On Tuesday evening, May 11, the Navigating the Medical System Lecture Series presented an informative virtual lecture hosted by Congregation Etz Chaim on the topic of leg pain. Dr. Mel Breite, Founder and Director of the Lecture Series, introduced the program and the guest speaker, Varuna Sundaram, MD, FACS, RPVI. She is an assistant professor of the Department of Vascular Surgery at the Weil Cornell Medical Center and a surgeon at NewYork-Presbyterian Queens. Dr. Breite shared that he has seen people misdiagnosed when they have leg pain, so he realized that we need education on this topic. This lecture was planned for a year ago, but due to COVID it was postponed until now.
Dr. Sundaram explained that she specializes in all the blood vessels in the body except the heart and the brain. Leg pain is not always a vein or artery issue. She then listed common leg complaints that include peripheral arterial disease and peripheral venous insufficiency. She noted that a common complaint is that a person says her leg hurts every time she walks more than two blocks and the pain is a cramping pain in the calf that improves with rest. This, she said, can be vascular pain. On the other hand, pain in the knee, hip, or foot – or a grinding or grating sensation or stiffness or swelling that improves with rest and is worse when using the joint – is not a vascular problem.
Peripheral arterial disease affects ten million people. The incidence increases with age, high cholesterol, hypertension, diabetes, obesity, smoking, or genetic causes. It can lead to limb loss, stroke, or kidney failure. It creates significant disability, the need for long-term care, or even death. It needs to be diagnosed quickly so that it doesn’t worsen.
She explained the source of arterial disease. As we age, arteries can build plaque, or this can occur with diabetes or high cholesterol. The artery grows narrow or stiff like when a lane on a highway is blocked. The first stage is that there is reproducible pain when you start moving. If it goes untreated, it can progress to pain even at rest, and it can lead to gangrene, leg loss, etc.
When there is pain in joints that worsens after using the joint, this could be arthritis. In arthritis, pain is specific to the joint.

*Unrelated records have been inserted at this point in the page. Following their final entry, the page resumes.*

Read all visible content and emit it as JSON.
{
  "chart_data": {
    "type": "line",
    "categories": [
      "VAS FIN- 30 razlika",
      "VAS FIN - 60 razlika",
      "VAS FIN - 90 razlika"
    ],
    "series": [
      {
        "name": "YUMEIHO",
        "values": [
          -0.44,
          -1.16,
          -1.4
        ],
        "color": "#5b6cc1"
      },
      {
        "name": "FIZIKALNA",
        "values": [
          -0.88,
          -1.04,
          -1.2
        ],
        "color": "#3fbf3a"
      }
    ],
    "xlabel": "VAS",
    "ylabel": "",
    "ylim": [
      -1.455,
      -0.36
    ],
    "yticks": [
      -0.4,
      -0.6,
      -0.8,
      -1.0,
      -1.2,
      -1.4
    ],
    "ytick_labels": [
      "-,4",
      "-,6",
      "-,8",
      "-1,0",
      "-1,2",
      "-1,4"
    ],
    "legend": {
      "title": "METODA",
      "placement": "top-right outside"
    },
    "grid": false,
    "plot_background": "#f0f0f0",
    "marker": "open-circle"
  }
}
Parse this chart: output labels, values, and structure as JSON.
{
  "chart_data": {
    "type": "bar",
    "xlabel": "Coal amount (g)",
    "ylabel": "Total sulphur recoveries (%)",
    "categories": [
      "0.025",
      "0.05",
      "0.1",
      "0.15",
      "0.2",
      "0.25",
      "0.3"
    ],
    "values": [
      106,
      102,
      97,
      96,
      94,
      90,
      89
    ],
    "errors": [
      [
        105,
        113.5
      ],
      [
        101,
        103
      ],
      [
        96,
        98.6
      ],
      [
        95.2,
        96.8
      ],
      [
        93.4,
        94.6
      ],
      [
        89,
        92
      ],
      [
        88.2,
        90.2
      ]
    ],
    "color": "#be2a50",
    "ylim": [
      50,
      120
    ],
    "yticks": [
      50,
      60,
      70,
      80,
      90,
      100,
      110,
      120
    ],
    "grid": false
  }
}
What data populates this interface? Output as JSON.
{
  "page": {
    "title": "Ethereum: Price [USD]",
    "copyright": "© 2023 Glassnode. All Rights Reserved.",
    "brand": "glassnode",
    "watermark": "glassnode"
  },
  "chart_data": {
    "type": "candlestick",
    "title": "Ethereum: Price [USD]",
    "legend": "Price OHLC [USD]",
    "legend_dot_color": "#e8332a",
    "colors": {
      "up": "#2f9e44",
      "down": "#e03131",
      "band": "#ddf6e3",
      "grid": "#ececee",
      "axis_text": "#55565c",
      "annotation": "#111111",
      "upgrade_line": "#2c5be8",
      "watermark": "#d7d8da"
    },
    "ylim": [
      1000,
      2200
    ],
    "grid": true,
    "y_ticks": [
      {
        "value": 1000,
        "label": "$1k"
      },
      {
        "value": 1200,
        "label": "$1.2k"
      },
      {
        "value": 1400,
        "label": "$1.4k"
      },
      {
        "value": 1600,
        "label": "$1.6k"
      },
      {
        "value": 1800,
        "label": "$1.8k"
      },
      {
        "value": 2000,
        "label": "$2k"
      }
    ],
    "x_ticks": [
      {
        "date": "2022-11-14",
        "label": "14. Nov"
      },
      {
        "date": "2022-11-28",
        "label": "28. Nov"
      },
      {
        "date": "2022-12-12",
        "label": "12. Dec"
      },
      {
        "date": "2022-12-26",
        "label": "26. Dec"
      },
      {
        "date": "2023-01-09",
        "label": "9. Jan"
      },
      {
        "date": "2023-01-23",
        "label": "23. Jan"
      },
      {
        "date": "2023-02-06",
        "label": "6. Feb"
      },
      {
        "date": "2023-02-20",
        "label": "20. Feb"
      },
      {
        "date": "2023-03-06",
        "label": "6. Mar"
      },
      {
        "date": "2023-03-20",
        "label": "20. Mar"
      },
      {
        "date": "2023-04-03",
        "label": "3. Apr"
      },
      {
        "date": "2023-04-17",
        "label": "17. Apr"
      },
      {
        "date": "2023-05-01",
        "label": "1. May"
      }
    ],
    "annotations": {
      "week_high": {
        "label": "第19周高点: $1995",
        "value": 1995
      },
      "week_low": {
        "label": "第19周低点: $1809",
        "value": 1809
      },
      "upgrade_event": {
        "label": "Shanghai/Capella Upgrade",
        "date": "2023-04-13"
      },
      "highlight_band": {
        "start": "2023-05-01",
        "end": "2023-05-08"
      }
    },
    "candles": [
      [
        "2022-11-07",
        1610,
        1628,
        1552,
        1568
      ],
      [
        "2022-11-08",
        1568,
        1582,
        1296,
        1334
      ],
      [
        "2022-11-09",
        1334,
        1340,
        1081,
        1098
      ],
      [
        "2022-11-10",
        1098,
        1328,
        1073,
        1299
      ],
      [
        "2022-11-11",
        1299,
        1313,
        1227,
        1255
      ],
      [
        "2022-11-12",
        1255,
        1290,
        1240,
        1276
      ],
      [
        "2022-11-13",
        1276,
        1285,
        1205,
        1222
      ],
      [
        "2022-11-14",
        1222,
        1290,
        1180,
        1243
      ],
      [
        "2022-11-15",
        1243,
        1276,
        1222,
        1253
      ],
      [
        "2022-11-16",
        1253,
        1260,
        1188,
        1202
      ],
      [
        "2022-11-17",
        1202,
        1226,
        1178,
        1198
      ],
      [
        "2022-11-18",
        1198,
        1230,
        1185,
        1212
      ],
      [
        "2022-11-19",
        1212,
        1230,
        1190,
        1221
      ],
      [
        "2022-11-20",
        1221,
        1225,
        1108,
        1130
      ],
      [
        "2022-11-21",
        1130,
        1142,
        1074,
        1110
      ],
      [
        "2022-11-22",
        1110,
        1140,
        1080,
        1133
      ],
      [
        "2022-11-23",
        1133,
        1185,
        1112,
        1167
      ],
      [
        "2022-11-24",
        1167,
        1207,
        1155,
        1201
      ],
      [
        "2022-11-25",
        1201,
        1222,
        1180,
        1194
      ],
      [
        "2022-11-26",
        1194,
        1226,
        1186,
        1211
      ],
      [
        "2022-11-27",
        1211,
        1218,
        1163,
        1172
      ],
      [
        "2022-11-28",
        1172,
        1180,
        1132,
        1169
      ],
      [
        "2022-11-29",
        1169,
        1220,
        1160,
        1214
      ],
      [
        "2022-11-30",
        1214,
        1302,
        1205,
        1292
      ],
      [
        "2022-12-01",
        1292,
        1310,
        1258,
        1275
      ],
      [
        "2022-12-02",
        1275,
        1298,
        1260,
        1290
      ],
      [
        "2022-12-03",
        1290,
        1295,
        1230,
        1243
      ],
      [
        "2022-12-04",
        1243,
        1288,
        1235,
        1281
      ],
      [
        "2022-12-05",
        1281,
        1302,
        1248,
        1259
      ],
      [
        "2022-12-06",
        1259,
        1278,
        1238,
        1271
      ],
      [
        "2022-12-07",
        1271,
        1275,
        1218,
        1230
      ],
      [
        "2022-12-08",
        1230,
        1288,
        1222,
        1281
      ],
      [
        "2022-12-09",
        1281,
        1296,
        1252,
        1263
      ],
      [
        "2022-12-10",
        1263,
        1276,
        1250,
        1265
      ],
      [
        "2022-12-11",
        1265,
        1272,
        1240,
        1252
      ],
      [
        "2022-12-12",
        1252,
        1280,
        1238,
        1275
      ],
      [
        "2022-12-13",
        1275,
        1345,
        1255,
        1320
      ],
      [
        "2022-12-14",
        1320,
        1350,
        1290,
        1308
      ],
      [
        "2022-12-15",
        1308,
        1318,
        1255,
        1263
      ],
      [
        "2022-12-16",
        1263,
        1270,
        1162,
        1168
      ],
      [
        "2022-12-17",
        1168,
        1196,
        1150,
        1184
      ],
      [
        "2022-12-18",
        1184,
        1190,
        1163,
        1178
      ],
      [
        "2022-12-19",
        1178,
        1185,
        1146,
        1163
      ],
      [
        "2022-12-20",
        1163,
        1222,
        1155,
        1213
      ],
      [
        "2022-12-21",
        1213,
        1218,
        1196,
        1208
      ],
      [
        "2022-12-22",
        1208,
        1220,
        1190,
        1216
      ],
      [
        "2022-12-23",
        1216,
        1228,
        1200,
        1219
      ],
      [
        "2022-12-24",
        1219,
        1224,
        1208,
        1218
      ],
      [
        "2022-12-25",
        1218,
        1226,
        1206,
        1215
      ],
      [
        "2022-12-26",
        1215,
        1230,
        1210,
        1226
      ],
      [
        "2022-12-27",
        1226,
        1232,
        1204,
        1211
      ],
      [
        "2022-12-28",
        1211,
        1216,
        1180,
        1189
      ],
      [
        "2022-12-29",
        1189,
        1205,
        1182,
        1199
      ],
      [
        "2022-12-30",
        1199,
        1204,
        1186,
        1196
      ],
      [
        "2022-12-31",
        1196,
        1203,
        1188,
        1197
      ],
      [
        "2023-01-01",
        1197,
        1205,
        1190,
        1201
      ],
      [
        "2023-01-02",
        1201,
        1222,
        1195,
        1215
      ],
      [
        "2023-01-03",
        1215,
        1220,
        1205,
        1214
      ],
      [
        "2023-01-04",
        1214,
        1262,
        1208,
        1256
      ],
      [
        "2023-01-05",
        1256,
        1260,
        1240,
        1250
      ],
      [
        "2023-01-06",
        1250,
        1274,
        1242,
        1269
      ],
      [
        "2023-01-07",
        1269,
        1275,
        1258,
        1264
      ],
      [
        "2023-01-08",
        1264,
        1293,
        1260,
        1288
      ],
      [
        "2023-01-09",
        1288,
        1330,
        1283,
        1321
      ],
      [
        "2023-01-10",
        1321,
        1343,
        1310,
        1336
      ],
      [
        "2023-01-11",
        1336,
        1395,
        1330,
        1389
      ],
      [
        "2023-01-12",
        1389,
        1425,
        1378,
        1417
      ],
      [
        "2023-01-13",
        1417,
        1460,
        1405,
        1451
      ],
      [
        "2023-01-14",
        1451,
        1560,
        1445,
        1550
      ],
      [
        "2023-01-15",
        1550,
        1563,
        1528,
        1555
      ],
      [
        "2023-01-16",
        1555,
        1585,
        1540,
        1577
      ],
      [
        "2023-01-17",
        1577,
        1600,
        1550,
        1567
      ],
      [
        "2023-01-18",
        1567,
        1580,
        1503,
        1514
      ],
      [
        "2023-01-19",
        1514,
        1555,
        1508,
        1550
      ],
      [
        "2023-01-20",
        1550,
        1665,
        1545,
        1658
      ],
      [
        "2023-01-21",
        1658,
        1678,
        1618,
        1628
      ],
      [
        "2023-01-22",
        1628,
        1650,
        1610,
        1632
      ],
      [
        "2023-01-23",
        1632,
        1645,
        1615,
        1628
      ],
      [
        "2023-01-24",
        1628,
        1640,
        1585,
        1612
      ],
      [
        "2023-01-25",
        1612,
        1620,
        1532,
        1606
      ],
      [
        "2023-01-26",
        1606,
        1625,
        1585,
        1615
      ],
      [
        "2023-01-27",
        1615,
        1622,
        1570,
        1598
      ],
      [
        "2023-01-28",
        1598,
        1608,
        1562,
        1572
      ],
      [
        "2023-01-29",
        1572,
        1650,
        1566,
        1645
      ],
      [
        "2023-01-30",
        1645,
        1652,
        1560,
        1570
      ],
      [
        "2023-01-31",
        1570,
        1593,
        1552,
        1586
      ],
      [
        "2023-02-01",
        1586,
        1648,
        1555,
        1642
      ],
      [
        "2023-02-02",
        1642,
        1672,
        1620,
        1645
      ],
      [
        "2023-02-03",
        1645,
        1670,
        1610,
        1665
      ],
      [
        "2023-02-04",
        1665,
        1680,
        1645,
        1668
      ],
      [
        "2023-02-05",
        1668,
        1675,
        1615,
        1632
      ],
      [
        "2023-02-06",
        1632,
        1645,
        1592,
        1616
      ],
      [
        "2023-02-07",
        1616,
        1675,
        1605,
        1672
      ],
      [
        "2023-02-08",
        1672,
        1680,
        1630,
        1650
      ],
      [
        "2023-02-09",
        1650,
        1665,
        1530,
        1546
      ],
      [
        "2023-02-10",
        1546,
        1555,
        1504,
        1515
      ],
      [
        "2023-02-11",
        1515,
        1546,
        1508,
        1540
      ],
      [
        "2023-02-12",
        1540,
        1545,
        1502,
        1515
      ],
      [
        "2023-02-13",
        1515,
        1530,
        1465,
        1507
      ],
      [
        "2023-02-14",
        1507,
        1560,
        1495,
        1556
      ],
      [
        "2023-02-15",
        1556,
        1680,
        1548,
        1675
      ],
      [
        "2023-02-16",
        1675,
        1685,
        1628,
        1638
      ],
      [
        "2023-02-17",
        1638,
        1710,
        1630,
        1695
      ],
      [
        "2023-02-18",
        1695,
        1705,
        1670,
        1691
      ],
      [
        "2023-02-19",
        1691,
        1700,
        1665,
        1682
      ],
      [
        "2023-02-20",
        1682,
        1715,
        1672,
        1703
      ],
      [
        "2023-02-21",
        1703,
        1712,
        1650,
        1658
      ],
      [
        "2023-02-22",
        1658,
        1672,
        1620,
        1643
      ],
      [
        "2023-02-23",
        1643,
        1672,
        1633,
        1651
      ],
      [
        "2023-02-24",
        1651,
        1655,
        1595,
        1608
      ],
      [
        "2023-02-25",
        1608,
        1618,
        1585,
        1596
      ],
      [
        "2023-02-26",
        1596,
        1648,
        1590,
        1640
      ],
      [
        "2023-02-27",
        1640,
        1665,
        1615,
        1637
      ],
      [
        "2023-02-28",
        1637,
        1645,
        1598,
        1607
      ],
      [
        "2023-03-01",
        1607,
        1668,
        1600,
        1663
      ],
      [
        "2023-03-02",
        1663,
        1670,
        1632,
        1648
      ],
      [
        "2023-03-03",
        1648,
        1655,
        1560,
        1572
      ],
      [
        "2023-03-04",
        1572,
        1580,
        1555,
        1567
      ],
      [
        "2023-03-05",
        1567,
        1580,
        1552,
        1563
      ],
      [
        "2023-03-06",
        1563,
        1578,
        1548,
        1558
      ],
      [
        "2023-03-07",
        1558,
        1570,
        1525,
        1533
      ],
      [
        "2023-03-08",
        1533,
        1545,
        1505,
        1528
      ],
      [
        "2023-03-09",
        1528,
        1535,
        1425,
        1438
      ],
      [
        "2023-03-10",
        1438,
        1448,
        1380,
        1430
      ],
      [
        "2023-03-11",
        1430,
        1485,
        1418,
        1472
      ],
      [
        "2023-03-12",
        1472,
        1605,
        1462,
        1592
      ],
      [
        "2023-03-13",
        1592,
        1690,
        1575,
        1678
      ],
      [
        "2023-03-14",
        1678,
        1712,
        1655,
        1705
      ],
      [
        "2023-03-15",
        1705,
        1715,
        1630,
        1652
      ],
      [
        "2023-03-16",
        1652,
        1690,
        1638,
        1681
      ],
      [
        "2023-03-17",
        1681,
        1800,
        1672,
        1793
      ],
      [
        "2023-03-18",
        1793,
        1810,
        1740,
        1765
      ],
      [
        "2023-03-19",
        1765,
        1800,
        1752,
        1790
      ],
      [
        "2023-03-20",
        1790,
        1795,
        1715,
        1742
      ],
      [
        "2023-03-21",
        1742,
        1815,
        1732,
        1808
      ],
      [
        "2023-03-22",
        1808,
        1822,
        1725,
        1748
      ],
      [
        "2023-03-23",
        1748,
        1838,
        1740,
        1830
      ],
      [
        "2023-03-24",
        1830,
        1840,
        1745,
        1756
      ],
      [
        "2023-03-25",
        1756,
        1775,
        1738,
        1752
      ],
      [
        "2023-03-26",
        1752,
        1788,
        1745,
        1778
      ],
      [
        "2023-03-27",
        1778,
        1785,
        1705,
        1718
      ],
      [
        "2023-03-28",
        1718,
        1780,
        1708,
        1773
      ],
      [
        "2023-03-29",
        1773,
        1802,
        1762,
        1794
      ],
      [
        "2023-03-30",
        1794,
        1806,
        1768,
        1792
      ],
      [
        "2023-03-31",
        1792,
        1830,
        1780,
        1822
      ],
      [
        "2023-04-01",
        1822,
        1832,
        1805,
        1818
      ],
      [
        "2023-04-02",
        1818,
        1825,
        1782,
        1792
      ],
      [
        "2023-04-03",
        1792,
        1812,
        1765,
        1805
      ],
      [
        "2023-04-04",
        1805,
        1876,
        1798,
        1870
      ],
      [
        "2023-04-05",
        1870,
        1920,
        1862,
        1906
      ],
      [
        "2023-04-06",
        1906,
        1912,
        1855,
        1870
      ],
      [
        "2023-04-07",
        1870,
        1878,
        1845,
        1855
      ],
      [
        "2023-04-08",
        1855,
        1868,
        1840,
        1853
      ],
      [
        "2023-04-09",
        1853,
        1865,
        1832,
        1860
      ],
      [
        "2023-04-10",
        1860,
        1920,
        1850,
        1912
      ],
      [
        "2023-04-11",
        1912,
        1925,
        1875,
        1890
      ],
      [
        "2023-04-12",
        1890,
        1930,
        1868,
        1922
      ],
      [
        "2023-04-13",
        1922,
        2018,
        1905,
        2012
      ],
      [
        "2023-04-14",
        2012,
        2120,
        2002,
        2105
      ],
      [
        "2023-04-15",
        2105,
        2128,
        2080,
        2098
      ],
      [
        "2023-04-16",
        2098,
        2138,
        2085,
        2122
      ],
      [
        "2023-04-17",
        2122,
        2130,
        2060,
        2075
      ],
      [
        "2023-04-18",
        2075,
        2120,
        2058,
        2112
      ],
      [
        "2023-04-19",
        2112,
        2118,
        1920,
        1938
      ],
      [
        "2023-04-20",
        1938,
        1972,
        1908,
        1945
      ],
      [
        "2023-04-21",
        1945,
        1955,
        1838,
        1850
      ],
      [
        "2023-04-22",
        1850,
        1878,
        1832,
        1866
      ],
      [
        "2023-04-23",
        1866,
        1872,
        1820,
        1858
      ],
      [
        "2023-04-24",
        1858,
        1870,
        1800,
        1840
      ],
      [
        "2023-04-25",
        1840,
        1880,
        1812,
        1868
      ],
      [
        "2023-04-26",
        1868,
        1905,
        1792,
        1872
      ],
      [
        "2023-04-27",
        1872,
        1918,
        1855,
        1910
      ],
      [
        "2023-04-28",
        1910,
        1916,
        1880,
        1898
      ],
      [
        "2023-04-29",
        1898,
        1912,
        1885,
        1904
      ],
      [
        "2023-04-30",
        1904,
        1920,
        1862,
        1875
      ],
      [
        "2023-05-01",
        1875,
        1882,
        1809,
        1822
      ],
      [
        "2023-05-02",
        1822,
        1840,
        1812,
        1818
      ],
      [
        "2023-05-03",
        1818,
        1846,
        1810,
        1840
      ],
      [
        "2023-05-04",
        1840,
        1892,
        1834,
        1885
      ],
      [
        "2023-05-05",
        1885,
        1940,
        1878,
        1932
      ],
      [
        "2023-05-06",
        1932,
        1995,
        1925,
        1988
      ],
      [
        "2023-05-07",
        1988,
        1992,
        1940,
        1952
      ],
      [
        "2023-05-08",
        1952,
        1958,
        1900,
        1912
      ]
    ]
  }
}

There are different types of arthritis, so you need to see your primary care physician first. Then you may need to see an orthopedic specialist or rheumatologist. She then explained diagnostic tests. The doctor looks at pulse volume recordings, viewing blood flow volume at each section of the leg and comparing it to blood pressure. This way, the doctor can predict disease by a change in the pressures. Noninvasive tests can be conducted in the doctor’s office without needles or radiation. Ultrasound can also be used. With ultrasound, the technician can see where the blockage is and how much it is blocked.
CT and CTA scans can provide a lot of information and they employ radiation and an IV. This information helps because the doctor can see other structures and they can see what else is happening in that area. An MRI uses dye and it can determine any issues with the kidneys.
There are also invasive diagnostic tools such as catheterization. One of the main treatments is angiogram. In PAD (peripheral artery disease), angiogram treatment is used, where the artery is opened with a balloon, or a stent is put inside if the balloon is not enough. The goal of this treatment is to increase blood flow as much as possible through normal channels.
The next common complaint is when someone says her leg hurts all the time. The doctor will ask the patient to describe the pain and the position that alleviates it. Sharp constant pain, and if the foot is pale or has coolness, or numbness working its way up the leg, could be vascular. With a vascular problem, dangling feet makes it better.
The problem may be neuropathic if the pain is a dull sharp pain and there is no change in color, or if the pain is better lying flat on your back or worse sitting in a chair.
Acute ischemia happens suddenly. It can be due to acute occlusion of blood vessels if the foot turns pale and it’s not cellulitis or an infection. PAD doesn’t affect the hands as much as the legs because there are more blood vessels feeding the arms and hands.
She explained that the doctor can do bypass surgery on the legs just as it is done on the heart. She explained leg problems involving the veins, as well. The lecture ended with a question-and-answer session.
Everyone left very well informed about leg problems.